Des responsables du gouvernement fédéral ont été mis au parfum, au cours de l'été, du problème représenté par l'automatisation d'emplois sur le marché du travail canadien dans les prochaines années, un enjeu qui nécessitera de revoir la façon dont l'État vient en aide aux chômeurs.

Les documents préparés à l'attention de hauts responsables du ministère de l'Emploi, du Développement de la main-d'oeuvre et du Travail ne fournissent toutefois pas d'indication sur les moyens qui devraient être envisagés pour procéder à un tel changement de politiques.

On y relève qu'il est risqué de tenter de prédire le futur, notamment en matière du mouvement d'automatisation des emplois.

L'enjeu en est un d'inquiétude immédiate, soulignent plusieurs experts, point qui n'est, selon eux, pas soulevé dans les documents datant de l'été dernier. Les spécialistes interrogés par La Presse canadienne ont insisté sur la nécessité du gouvernement de faire rapidement face au problème.

«Plusieurs des tendances qui pourraient nous inquiéter quant à la technologie et à l'automatisation, sur le plan des impacts pouvant (être ressentis) chez les travailleurs, se produisent déjà et c'est cela, je crois, la pièce manquante», a fait valoir le directeur des politiques pour le Centre Mowat en gouvernance de l'Université de Toronto, Sunil Johal.

«Les gens projettent (leurs inquiétudes) selon (l'idée) que, dans 10 ans, nous pourrions faire face à une situation difficile, a-t-il poursuivi. La réalité est que plusieurs Canadiens sont déjà mal servis par les politiques gouvernementales quand on parle de formation, d'assurance emploi (et) d'une large gamme de services publics pour soutenir les Canadiens.»

L'économie canadienne pourrait perdre entre 1,5 et 7,5 millions d'emplois dans les prochaines années en raison de l'automatisation, les estimations variant en fonction de la méthodologie employée.

Les emplois qui se retrouvent les plus menacés sont ceux qui comportent des tâches répétitives tels que ceux impliqués dans une chaîne de montage. Or, des travailleurs hautement qualifiés, comme des conseillers financiers, ne seraient pas à l'abri, certains étant déjà remplacés par des programmes informatiques.

Les journalistes pourraient être de plus en plus délogés par des robots, note par ailleurs le document porté à l'attention des responsables du ministère de l'Emploi.

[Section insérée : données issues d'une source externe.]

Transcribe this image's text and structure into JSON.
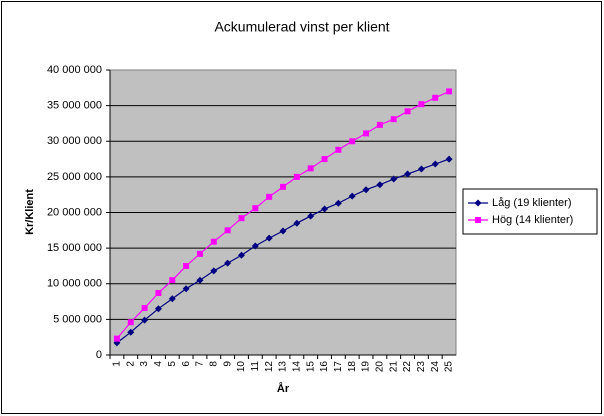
{
  "chart_data": {
    "type": "line",
    "title": "Ackumulerad vinst per klient",
    "x_label": "År",
    "y_label": "Kr/Klient",
    "categories": [
      "1",
      "2",
      "3",
      "4",
      "5",
      "6",
      "7",
      "8",
      "9",
      "10",
      "11",
      "12",
      "13",
      "14",
      "15",
      "16",
      "17",
      "18",
      "19",
      "20",
      "21",
      "22",
      "23",
      "24",
      "25"
    ],
    "series": [
      {
        "name": "Låg (19 klienter)",
        "color": "#000080",
        "marker": "diamond",
        "values": [
          1700000,
          3200000,
          4900000,
          6500000,
          7900000,
          9300000,
          10500000,
          11800000,
          12900000,
          14000000,
          15300000,
          16400000,
          17400000,
          18500000,
          19500000,
          20500000,
          21300000,
          22300000,
          23200000,
          23900000,
          24700000,
          25400000,
          26100000,
          26800000,
          27500000
        ]
      },
      {
        "name": "Hög (14 klienter)",
        "color": "#ff00ff",
        "marker": "square",
        "values": [
          2300000,
          4600000,
          6600000,
          8700000,
          10500000,
          12500000,
          14200000,
          15900000,
          17500000,
          19200000,
          20600000,
          22200000,
          23600000,
          25000000,
          26200000,
          27500000,
          28800000,
          30000000,
          31100000,
          32300000,
          33100000,
          34200000,
          35200000,
          36100000,
          37000000
        ]
      }
    ],
    "ylim": [
      0,
      40000000
    ],
    "yticks": [
      0,
      {
        "value": 5000000,
        "label": "5 000 000"
      },
      {
        "value": 10000000,
        "label": "10 000 000"
      },
      {
        "value": 15000000,
        "label": "15 000 000"
      },
      {
        "value": 20000000,
        "label": "20 000 000"
      },
      {
        "value": 25000000,
        "label": "25 000 000"
      },
      {
        "value": 30000000,
        "label": "30 000 000"
      },
      {
        "value": 35000000,
        "label": "35 000 000"
      },
      {
        "value": 40000000,
        "label": "40 000 000"
      }
    ],
    "grid": true,
    "legend": "right"
  }
}
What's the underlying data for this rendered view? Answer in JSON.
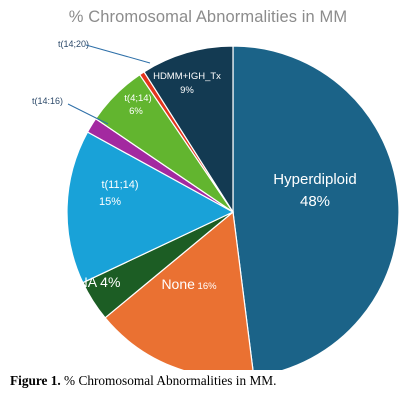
{
  "chart_data": {
    "type": "pie",
    "title": "% Chromosomal Abnormalities in MM",
    "slices": [
      {
        "name": "Hyperdiploid",
        "value": 48,
        "label": "Hyperdiploid",
        "value_label": "48%",
        "color": "#1b6388",
        "text_color": "#ffffff"
      },
      {
        "name": "None",
        "value": 16,
        "label": "None",
        "value_label": "16%",
        "color": "#ea7132",
        "text_color": "#ffffff"
      },
      {
        "name": "NA",
        "value": 4,
        "label": "NA",
        "value_label": "4%",
        "color": "#1c5d24",
        "text_color": "#ffffff"
      },
      {
        "name": "t(11;14)",
        "value": 15,
        "label": "t(11;14)",
        "value_label": "15%",
        "color": "#19a2d8",
        "text_color": "#ffffff"
      },
      {
        "name": "t(14:16)",
        "value": 1.5,
        "label": "t(14:16)",
        "value_label": "",
        "color": "#a329a0",
        "text_color": "#2d4a6a"
      },
      {
        "name": "t(4;14)",
        "value": 6,
        "label": "t(4;14)",
        "value_label": "6%",
        "color": "#62b52f",
        "text_color": "#ffffff"
      },
      {
        "name": "t(14;20)",
        "value": 0.5,
        "label": "t(14;20)",
        "value_label": "",
        "color": "#e3341d",
        "text_color": "#2d4a6a"
      },
      {
        "name": "HDMM+IGH_Tx",
        "value": 9,
        "label": "HDMM+IGH_Tx",
        "value_label": "9%",
        "color": "#133a52",
        "text_color": "#ffffff"
      }
    ]
  },
  "caption": {
    "label": "Figure 1.",
    "text": " % Chromosomal Abnormalities in MM."
  }
}
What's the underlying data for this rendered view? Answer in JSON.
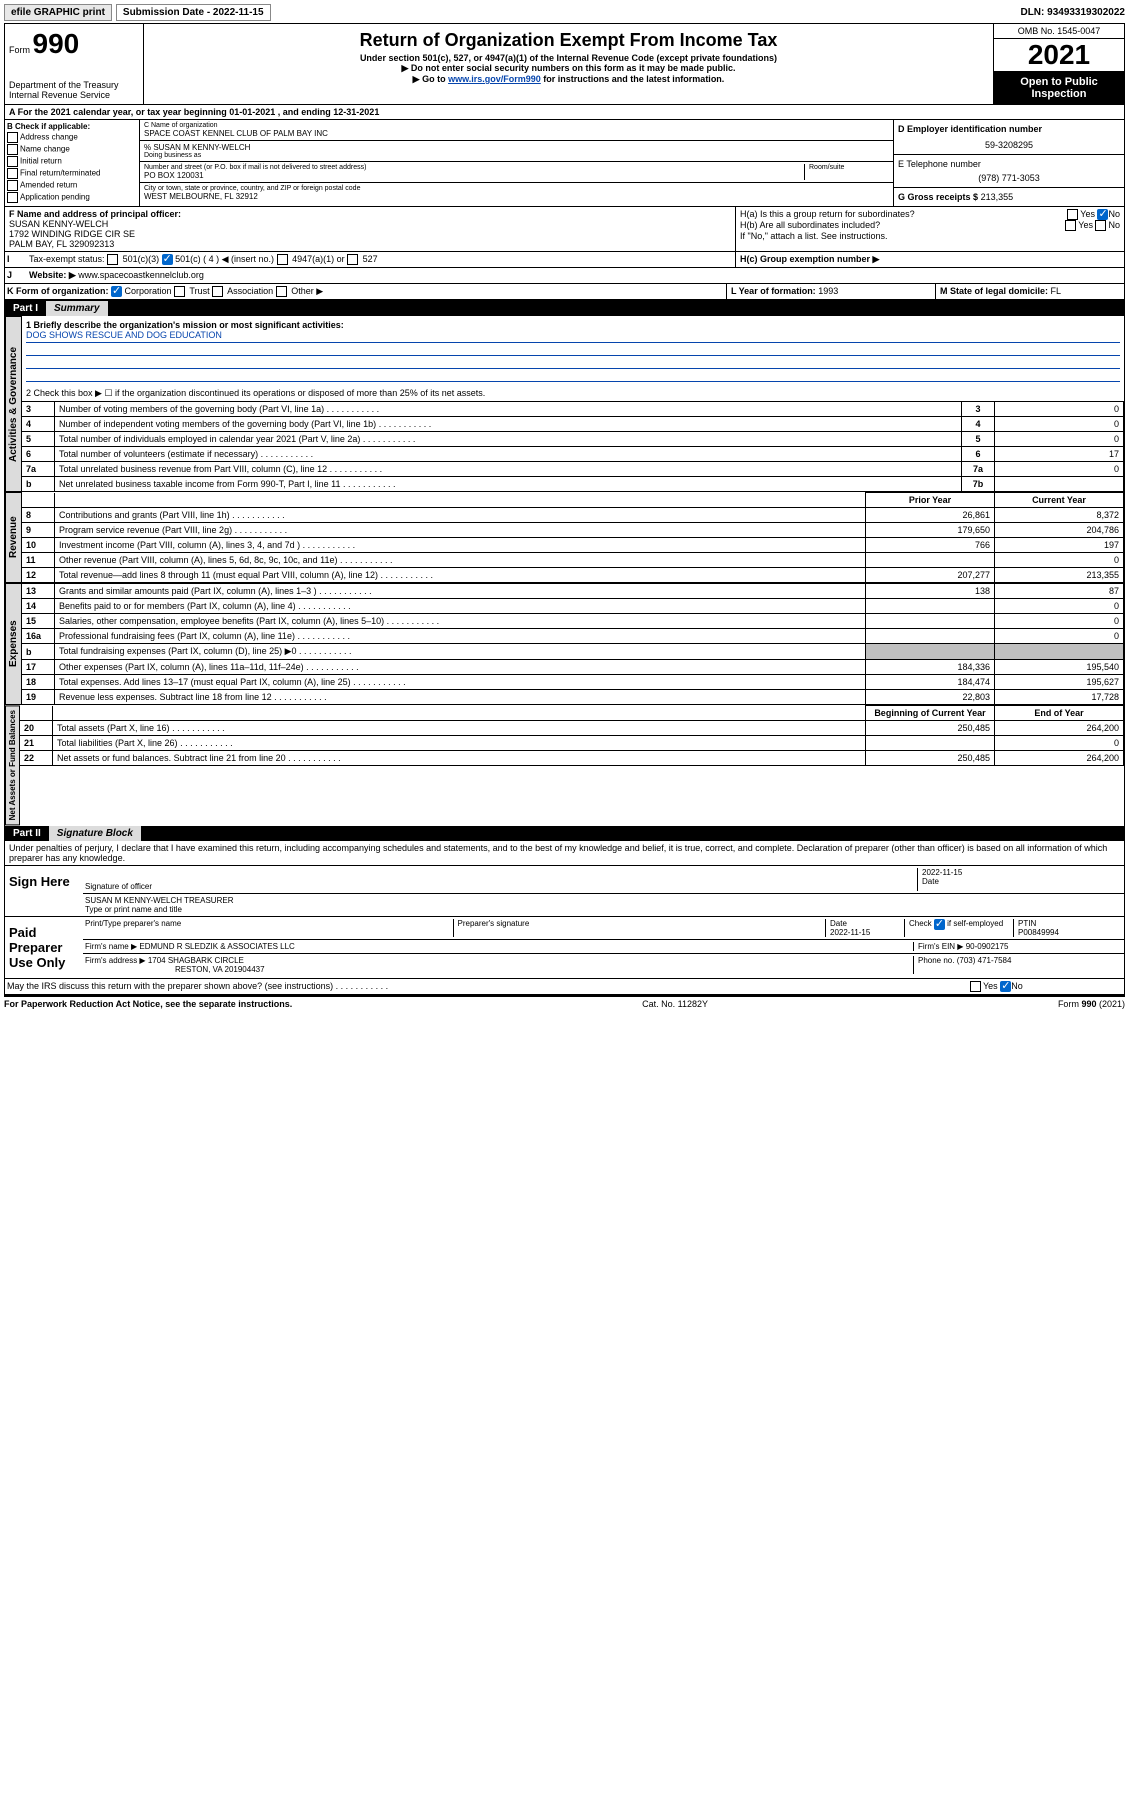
{
  "topbar": {
    "efile": "efile GRAPHIC print",
    "submission_label": "Submission Date - 2022-11-15",
    "dln": "DLN: 93493319302022"
  },
  "header": {
    "form_prefix": "Form",
    "form_number": "990",
    "dept": "Department of the Treasury Internal Revenue Service",
    "title": "Return of Organization Exempt From Income Tax",
    "subtitle": "Under section 501(c), 527, or 4947(a)(1) of the Internal Revenue Code (except private foundations)",
    "warn": "▶ Do not enter social security numbers on this form as it may be made public.",
    "goto_prefix": "▶ Go to ",
    "goto_link": "www.irs.gov/Form990",
    "goto_suffix": " for instructions and the latest information.",
    "omb": "OMB No. 1545-0047",
    "year": "2021",
    "open": "Open to Public Inspection"
  },
  "line_a": "A For the 2021 calendar year, or tax year beginning 01-01-2021   , and ending 12-31-2021",
  "box_b": {
    "title": "B Check if applicable:",
    "items": [
      "Address change",
      "Name change",
      "Initial return",
      "Final return/terminated",
      "Amended return",
      "Application pending"
    ]
  },
  "box_c": {
    "name_label": "C Name of organization",
    "name": "SPACE COAST KENNEL CLUB OF PALM BAY INC",
    "care_of": "% SUSAN M KENNY-WELCH",
    "dba_label": "Doing business as",
    "street_label": "Number and street (or P.O. box if mail is not delivered to street address)",
    "room_label": "Room/suite",
    "street": "PO BOX 120031",
    "city_label": "City or town, state or province, country, and ZIP or foreign postal code",
    "city": "WEST MELBOURNE, FL  32912"
  },
  "box_d": {
    "ein_label": "D Employer identification number",
    "ein": "59-3208295",
    "phone_label": "E Telephone number",
    "phone": "(978) 771-3053",
    "gross_label": "G Gross receipts $",
    "gross": "213,355"
  },
  "box_f": {
    "label": "F Name and address of principal officer:",
    "name": "SUSAN KENNY-WELCH",
    "addr1": "1792 WINDING RIDGE CIR SE",
    "addr2": "PALM BAY, FL  329092313"
  },
  "box_h": {
    "a_label": "H(a)  Is this a group return for subordinates?",
    "b_label": "H(b)  Are all subordinates included?",
    "note": "If \"No,\" attach a list. See instructions.",
    "c_label": "H(c)  Group exemption number ▶",
    "yes": "Yes",
    "no": "No"
  },
  "line_i": {
    "label": "Tax-exempt status:",
    "opts": [
      "501(c)(3)",
      "501(c) ( 4 ) ◀ (insert no.)",
      "4947(a)(1) or",
      "527"
    ]
  },
  "line_j": {
    "label": "Website: ▶",
    "value": "www.spacecoastkennelclub.org"
  },
  "line_k": {
    "label": "K Form of organization:",
    "opts": [
      "Corporation",
      "Trust",
      "Association",
      "Other ▶"
    ]
  },
  "line_l": {
    "label": "L Year of formation:",
    "value": "1993"
  },
  "line_m": {
    "label": "M State of legal domicile:",
    "value": "FL"
  },
  "part1": {
    "label": "Part I",
    "title": "Summary",
    "sections": {
      "governance": "Activities & Governance",
      "revenue": "Revenue",
      "expenses": "Expenses",
      "netassets": "Net Assets or Fund Balances"
    },
    "line1_label": "1  Briefly describe the organization's mission or most significant activities:",
    "line1_value": "DOG SHOWS RESCUE AND DOG EDUCATION",
    "line2": "2   Check this box ▶ ☐  if the organization discontinued its operations or disposed of more than 25% of its net assets.",
    "rows_gov": [
      {
        "n": "3",
        "d": "Number of voting members of the governing body (Part VI, line 1a)",
        "b": "3",
        "v": "0"
      },
      {
        "n": "4",
        "d": "Number of independent voting members of the governing body (Part VI, line 1b)",
        "b": "4",
        "v": "0"
      },
      {
        "n": "5",
        "d": "Total number of individuals employed in calendar year 2021 (Part V, line 2a)",
        "b": "5",
        "v": "0"
      },
      {
        "n": "6",
        "d": "Total number of volunteers (estimate if necessary)",
        "b": "6",
        "v": "17"
      },
      {
        "n": "7a",
        "d": "Total unrelated business revenue from Part VIII, column (C), line 12",
        "b": "7a",
        "v": "0"
      },
      {
        "n": "b",
        "d": "Net unrelated business taxable income from Form 990-T, Part I, line 11",
        "b": "7b",
        "v": ""
      }
    ],
    "col_headers": {
      "prior": "Prior Year",
      "current": "Current Year",
      "begin": "Beginning of Current Year",
      "end": "End of Year"
    },
    "rows_rev": [
      {
        "n": "8",
        "d": "Contributions and grants (Part VIII, line 1h)",
        "p": "26,861",
        "c": "8,372"
      },
      {
        "n": "9",
        "d": "Program service revenue (Part VIII, line 2g)",
        "p": "179,650",
        "c": "204,786"
      },
      {
        "n": "10",
        "d": "Investment income (Part VIII, column (A), lines 3, 4, and 7d )",
        "p": "766",
        "c": "197"
      },
      {
        "n": "11",
        "d": "Other revenue (Part VIII, column (A), lines 5, 6d, 8c, 9c, 10c, and 11e)",
        "p": "",
        "c": "0"
      },
      {
        "n": "12",
        "d": "Total revenue—add lines 8 through 11 (must equal Part VIII, column (A), line 12)",
        "p": "207,277",
        "c": "213,355"
      }
    ],
    "rows_exp": [
      {
        "n": "13",
        "d": "Grants and similar amounts paid (Part IX, column (A), lines 1–3 )",
        "p": "138",
        "c": "87"
      },
      {
        "n": "14",
        "d": "Benefits paid to or for members (Part IX, column (A), line 4)",
        "p": "",
        "c": "0"
      },
      {
        "n": "15",
        "d": "Salaries, other compensation, employee benefits (Part IX, column (A), lines 5–10)",
        "p": "",
        "c": "0"
      },
      {
        "n": "16a",
        "d": "Professional fundraising fees (Part IX, column (A), line 11e)",
        "p": "",
        "c": "0"
      },
      {
        "n": "b",
        "d": "Total fundraising expenses (Part IX, column (D), line 25) ▶0",
        "p": "grey",
        "c": "grey"
      },
      {
        "n": "17",
        "d": "Other expenses (Part IX, column (A), lines 11a–11d, 11f–24e)",
        "p": "184,336",
        "c": "195,540"
      },
      {
        "n": "18",
        "d": "Total expenses. Add lines 13–17 (must equal Part IX, column (A), line 25)",
        "p": "184,474",
        "c": "195,627"
      },
      {
        "n": "19",
        "d": "Revenue less expenses. Subtract line 18 from line 12",
        "p": "22,803",
        "c": "17,728"
      }
    ],
    "rows_net": [
      {
        "n": "20",
        "d": "Total assets (Part X, line 16)",
        "p": "250,485",
        "c": "264,200"
      },
      {
        "n": "21",
        "d": "Total liabilities (Part X, line 26)",
        "p": "",
        "c": "0"
      },
      {
        "n": "22",
        "d": "Net assets or fund balances. Subtract line 21 from line 20",
        "p": "250,485",
        "c": "264,200"
      }
    ]
  },
  "part2": {
    "label": "Part II",
    "title": "Signature Block",
    "declaration": "Under penalties of perjury, I declare that I have examined this return, including accompanying schedules and statements, and to the best of my knowledge and belief, it is true, correct, and complete. Declaration of preparer (other than officer) is based on all information of which preparer has any knowledge.",
    "sign_here": "Sign Here",
    "sig_officer": "Signature of officer",
    "date_label": "Date",
    "sig_date": "2022-11-15",
    "name_title_label": "Type or print name and title",
    "name_title": "SUSAN M KENNY-WELCH  TREASURER",
    "paid_prep": "Paid Preparer Use Only",
    "prep_name_label": "Print/Type preparer's name",
    "prep_sig_label": "Preparer's signature",
    "prep_date": "2022-11-15",
    "check_if": "Check ☑ if self-employed",
    "ptin_label": "PTIN",
    "ptin": "P00849994",
    "firm_name_label": "Firm's name    ▶",
    "firm_name": "EDMUND R SLEDZIK & ASSOCIATES LLC",
    "firm_ein_label": "Firm's EIN ▶",
    "firm_ein": "90-0902175",
    "firm_addr_label": "Firm's address ▶",
    "firm_addr1": "1704 SHAGBARK CIRCLE",
    "firm_addr2": "RESTON, VA  201904437",
    "firm_phone_label": "Phone no.",
    "firm_phone": "(703) 471-7584",
    "may_irs": "May the IRS discuss this return with the preparer shown above? (see instructions)"
  },
  "footer": {
    "paperwork": "For Paperwork Reduction Act Notice, see the separate instructions.",
    "cat": "Cat. No. 11282Y",
    "form": "Form 990 (2021)"
  }
}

Une source du secteur privé bien au fait du dossier a affirmé à La Presse canadienne que les hauts responsables du gouvernement reconnaissent qu'ils doivent faire face au problème de l'automatisation, mais qu'ils croient que la création potentielle de nouveaux emplois pourrait permettre de garder les Canadiens actifs sur le marché du travail.

Le document obtenu par La Presse canadienne en vertu de la Loi sur l'accès à l'information mentionne d'ailleurs la création future de nouveaux emplois, soutenant que cette mesure répond à la façon dont l'économie fonctionne.

Si la technologue élimine des emplois, elle en crée d'autres, fait-on valoir. Le bémol est que personne ne sait si les nouveaux emplois suffiront à compenser pour les postes relayés aux oubliettes par l'automatisation ni si ceux-ci seront aussi bien rémunérés, ajoute-t-on.

Des éléments contenus dans le document ont toutefois été caviardés parce qu'ils contenaient des informations sensibles au sujet de possibles orientations de politiques futures.

Le gouvernement fédéral a signalé son intention de faire des services de formation un point d'axe du budget qui sera annoncé mercredi. Une fois que la contribution que le fédéral prévoit à ce chapitre sera connue, les négociations avec les provinces et les territoires en vue d'ententes de financement alloué au développement du marché du travail pourront être finalisées.

«Les économies et les pays ayant du succès sont ceux qui peuvent s'adapter et c'est pourquoi le développement des aptitudes est si important», a de son côté soutenu la ministre de l'Emploi, du Développement de la main d'oeuvre et du Travail, Patty Hajdu.